Comment 1: “The interdependence of these receptors is evident in their competition for the same estrogen response elements (EREs) in DNA and for binding to the same estradiol molecule, dynamically modulating the hormone’s biological effects.” This should be part of the previous paragraph.

Response 1: Paragraph restructuring – Estrogen receptor interdependence:
We agree with your recommendation. The sentence “The interdependence of these receptors is evident in their competition for the same estrogen response elements (EREs) in DNA and for binding to the same estradiol molecule, dynamically modulating the hormone’s biological effects.” has now been merged with the preceding paragraph. This improves the cohesion of the discussion regarding ERα/ERβ imbalance and its biological implications.

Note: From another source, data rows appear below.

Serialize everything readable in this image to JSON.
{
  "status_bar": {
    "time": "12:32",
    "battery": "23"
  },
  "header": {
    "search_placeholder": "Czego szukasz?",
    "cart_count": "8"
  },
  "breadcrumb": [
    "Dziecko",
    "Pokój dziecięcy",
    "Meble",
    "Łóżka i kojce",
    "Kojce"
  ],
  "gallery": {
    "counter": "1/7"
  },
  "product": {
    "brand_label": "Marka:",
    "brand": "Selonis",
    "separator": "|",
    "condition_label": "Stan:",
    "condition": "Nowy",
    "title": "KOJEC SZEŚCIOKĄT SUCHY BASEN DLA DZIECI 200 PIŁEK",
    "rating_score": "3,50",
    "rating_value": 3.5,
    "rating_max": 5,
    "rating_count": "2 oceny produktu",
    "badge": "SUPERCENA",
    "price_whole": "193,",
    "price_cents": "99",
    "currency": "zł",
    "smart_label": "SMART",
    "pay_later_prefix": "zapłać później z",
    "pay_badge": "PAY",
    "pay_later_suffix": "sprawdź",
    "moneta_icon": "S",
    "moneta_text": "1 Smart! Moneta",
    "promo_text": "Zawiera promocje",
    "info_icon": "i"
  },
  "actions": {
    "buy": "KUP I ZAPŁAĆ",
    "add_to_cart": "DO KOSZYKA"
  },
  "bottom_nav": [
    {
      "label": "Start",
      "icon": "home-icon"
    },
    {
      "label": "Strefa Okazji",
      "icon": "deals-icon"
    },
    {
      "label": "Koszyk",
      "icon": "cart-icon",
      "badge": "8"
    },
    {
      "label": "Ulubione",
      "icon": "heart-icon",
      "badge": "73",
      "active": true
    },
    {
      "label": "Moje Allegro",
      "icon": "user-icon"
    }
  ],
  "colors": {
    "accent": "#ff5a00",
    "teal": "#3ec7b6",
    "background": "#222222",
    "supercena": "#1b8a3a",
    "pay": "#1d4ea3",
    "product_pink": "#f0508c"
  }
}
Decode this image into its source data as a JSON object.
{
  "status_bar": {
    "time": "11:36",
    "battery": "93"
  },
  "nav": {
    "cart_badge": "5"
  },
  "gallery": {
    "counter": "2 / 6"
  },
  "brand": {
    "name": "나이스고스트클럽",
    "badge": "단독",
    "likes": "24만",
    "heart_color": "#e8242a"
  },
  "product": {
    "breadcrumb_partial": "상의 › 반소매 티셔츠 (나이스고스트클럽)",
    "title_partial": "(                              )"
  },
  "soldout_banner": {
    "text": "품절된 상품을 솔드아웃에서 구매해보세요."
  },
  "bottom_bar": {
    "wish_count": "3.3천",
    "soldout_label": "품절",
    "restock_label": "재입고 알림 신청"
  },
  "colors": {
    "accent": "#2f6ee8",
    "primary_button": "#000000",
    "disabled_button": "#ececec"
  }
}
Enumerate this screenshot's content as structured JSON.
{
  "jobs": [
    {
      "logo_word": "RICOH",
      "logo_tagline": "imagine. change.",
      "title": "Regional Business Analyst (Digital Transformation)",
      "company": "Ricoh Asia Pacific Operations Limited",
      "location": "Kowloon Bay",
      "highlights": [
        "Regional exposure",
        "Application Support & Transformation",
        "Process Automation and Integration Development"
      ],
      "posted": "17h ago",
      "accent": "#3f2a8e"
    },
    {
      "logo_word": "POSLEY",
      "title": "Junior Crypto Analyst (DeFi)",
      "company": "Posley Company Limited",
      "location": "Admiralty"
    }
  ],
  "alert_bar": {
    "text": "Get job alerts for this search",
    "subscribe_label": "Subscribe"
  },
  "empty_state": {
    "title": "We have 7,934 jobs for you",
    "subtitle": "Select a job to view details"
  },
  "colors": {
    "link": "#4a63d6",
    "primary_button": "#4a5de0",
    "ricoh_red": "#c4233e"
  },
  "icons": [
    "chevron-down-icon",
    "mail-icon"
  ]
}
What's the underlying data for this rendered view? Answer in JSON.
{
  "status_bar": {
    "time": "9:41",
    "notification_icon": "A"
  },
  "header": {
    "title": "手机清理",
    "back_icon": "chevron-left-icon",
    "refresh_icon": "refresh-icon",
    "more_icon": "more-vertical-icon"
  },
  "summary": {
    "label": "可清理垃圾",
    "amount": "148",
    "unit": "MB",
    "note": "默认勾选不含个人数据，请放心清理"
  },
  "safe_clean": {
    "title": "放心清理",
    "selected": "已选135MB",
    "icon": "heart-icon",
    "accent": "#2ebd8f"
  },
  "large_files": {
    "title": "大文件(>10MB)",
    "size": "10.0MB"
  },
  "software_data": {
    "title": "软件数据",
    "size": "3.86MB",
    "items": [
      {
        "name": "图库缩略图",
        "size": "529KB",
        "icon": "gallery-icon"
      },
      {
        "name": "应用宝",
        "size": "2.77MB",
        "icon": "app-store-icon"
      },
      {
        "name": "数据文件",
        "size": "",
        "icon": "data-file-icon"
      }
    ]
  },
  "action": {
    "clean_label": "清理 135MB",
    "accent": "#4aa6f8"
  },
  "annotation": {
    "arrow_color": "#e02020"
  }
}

Comment 2: New paragraph – Intracrine estrogen synthesis:
As suggested, the sentence “Another key aspect is the capacity of subcutaneous adipose tissue to locally synthesize estrogens via...” now begins a new paragraph. This separation enhances the logical transition between receptor dynamics and the local production of estradiol in adipose tissue.

Comment 3: We appreciate your guidance. The PDF you provided was essential in clarifying your request. Following your recommendation, we have integrated the two subfigures into a single, unified Figure 2. The updated version now presents a more coherent and simplified overview of the hormonal, immune, and metabolic axes contributing to lipedema progression. Inflammatory and fibrotic elements that were previously duplicated have been consolidated to avoid redundancy. Importantly, we have explicitly included progesterone resistance in the hormonal pathway, reflecting its central role in the disease’s pathophysiology.
The previously separate block listing “edema, fibrosis, pain, adipocyte hypertrophy” has been removed, as it no longer serves a clear purpose within the new layout. This reformulation aligns the figure more directly with the therapeutic targets and clinical outcomes discussed in the manuscript.

Round 4

Reviewer 1 Report

Comments and Suggestions for Authors I think the manuscript has improved a lot. Thanks for the author's efforts.